Considérer la vie comme une fête permanente de nouveauté, d’imprévu, d’émerveillement, avoir le cœur d’un enfant avec la maturité d’un adulte capable de comprendre et d’agir.

La vérité est que l’ego est bien incapable d’être heureux, le bonheur non dépendant grandit dans la mesure où diminue l’égoïsme qui cesse de comparer, râler, critiquer et même de souffrir car souffrir c’est parfaitement égoïste.

L’homme qui n’est pas encore un sage, qui demeure soumis au sens de l’ego, mû par ses demandes, ses désirs, ses peurs, éprouve le besoin de se tourner vers l’extérieur. Il ne se sent pas complet en lui-même et cherche au dehors ce qui lui manque, alors que s’il découvre le vrai Soi, il verrait qu’en fait rien ne lui manque, qu’il porte déjà en lui la plénitude. Cet état sans ego comme nous le dit Saint Paul : Ce n’est plus moi qui vis, c’est le Christ qui vit en moi.

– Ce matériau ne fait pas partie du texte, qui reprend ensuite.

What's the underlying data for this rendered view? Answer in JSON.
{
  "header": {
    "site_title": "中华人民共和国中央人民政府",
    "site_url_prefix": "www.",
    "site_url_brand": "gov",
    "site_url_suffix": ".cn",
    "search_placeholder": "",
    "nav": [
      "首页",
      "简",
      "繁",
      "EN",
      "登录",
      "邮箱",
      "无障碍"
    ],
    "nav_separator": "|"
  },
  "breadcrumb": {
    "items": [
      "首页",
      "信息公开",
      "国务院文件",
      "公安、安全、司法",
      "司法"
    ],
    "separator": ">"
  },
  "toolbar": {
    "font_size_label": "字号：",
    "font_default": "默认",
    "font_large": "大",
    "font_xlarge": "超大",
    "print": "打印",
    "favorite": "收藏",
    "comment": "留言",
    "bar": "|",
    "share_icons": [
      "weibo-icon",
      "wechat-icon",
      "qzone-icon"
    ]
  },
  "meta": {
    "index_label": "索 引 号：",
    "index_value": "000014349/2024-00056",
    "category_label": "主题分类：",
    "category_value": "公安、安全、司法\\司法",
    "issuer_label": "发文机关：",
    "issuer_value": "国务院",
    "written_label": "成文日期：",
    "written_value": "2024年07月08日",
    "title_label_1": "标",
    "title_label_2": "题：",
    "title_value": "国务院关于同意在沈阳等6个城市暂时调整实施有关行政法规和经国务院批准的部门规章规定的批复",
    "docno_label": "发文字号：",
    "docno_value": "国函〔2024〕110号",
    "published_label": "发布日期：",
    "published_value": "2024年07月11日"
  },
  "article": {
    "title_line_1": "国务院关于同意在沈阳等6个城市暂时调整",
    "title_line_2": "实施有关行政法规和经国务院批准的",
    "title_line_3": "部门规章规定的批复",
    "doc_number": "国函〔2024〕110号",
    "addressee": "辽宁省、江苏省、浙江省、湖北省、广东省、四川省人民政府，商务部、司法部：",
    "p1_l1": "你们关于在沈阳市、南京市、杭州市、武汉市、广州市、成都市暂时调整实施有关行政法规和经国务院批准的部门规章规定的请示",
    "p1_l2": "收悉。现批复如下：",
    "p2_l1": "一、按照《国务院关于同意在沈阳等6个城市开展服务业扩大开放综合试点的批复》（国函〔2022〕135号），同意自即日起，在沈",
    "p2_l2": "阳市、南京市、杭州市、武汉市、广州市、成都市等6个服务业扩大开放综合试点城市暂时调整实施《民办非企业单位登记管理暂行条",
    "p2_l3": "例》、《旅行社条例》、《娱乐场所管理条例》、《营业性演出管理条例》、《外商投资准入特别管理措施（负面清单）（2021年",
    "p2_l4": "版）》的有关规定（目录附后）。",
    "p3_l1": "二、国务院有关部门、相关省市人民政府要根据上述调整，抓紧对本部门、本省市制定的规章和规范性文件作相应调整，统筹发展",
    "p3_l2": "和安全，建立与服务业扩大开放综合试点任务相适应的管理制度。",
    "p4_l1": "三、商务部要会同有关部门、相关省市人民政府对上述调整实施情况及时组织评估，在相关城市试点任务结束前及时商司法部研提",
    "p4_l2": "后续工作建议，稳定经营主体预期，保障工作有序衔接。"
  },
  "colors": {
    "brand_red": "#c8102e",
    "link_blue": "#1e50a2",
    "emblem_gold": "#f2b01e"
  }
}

Etre uni à ce que l’on n’aime pas est souffrance, être séparé de ce qu’on aime est souffrance. Enfant, je voulais vivre comme un prince, je voulais l’aspect heureux et refusais l’aspect malheureux;  désormais j’accepte le grand tout.

Tout ce qui est à découvrir dans l’univers est à découvrir en vous.

  • J’ai fait ce que j’avais à faire
  • J’ai reçu ce que j’avais à recevoir
  • J’ai donné ce que j’avais à donner

Chaque fois qu’une femme dit non, elle manifeste l’aspect masculin de se nature et chaque fois qu’un homme dit oui, il manifeste l’aspect de sa nature. La possession est égoïste : c’est mon fils et j’ai une femme ou bien je suis son père et je suis son mari avec une grande compassion.